Setidaknya ada beberapa pesan berikut ini telah disampaikan Turki kepada negeri zionis Israel. Pertama, Ankara mengingatkan bahwa para pemimpin zionis keliru besar memperhitungkan akibat dari serangan yang merenggut sembilan syuhada Turki, penumpang kapal kemanusiaan Mavi Marmara setelah selama ini hanya sebatas mendapat kecaman ketika membantai ratusan bahkan ribuan warga Arab terutama di Palestina dan Libanon.

Pesan kedua adalah, pemerintah Erdogan yang mendapat kepercayaan mutlak dari rakyatnya mengingatkan bahwa rakyat Turki sangat murka dan merasa diinjak-injak harga diri mereka ketika pemerintah negeri zionis itu hanya menyampaikan rasa penyesalan atas insiden tersebut dan hanya siap mengganti rugi sekitar 100 ribu dolar AS untuk setiap korban.

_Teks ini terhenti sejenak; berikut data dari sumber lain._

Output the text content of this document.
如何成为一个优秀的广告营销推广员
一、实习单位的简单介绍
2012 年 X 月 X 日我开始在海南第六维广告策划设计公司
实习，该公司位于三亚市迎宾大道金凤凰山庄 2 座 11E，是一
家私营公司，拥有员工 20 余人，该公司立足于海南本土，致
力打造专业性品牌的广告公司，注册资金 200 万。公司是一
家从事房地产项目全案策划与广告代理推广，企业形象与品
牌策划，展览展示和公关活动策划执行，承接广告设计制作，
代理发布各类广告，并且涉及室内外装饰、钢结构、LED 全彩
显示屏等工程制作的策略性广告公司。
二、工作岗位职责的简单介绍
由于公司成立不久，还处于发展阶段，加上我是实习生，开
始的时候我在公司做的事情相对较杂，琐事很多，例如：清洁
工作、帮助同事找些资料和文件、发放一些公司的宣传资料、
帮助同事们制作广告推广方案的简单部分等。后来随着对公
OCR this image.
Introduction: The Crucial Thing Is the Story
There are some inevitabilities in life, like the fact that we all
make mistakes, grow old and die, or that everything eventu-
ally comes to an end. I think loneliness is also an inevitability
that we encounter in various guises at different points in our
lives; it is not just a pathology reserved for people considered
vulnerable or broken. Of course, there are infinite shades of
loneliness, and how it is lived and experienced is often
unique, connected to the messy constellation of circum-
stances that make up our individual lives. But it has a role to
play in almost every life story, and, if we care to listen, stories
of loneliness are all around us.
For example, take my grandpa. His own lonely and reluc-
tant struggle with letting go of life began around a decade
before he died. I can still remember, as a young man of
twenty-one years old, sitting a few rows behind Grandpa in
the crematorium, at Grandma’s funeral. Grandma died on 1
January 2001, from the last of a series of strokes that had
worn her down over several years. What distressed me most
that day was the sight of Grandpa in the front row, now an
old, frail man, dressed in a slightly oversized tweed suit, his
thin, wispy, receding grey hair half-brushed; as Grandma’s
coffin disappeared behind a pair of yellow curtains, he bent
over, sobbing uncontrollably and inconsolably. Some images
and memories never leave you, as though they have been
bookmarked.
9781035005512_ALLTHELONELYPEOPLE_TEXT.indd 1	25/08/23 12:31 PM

Adapun pesan ketiga, pemerintah Erdogan ingin mengingatkan para pemimpin negeri zionis itu bahwa mereka telah keliru melihat situasi dalam negeri Turki yang sekitar tiga bulan lalu melaksanakan pemilu dan berhasil memperkuat posisi partai Keadilan dan Pembangunan (AKP) lewat suara mayoritas rakyat sehingga membuat para pemimpin AKP tidak akan menyiakan-nyiakan kepercayaan ini. Para pemimpin Israel juga melupakan perubahan mendasar di Turki dengan melemahnya peran militer yang selama ini dijadikan tempat sandaran untuk kepentingan negeri zionis itu.

Sementara pesan keempat seperti disebutkan sejumlah analis Arab adalah untuk membuktikan bahwa Turki bukan lagi negara kawasan yang selama ini identik sebagai sekutu strategis Israel yang selalu manut pada Tel Aviv atau kekuatan-kekuatan imperialis Barat pendukung utama negeri zionis itu. Ankara ingin membuktikan bahwa posisi negeri itu telah berubah dan telah menemukan kembali jalan menuju pemulihan kembali kejayaannya sehingga menolak untuk selalu berada dibawah ketiak Israel atau negara-negara Barat.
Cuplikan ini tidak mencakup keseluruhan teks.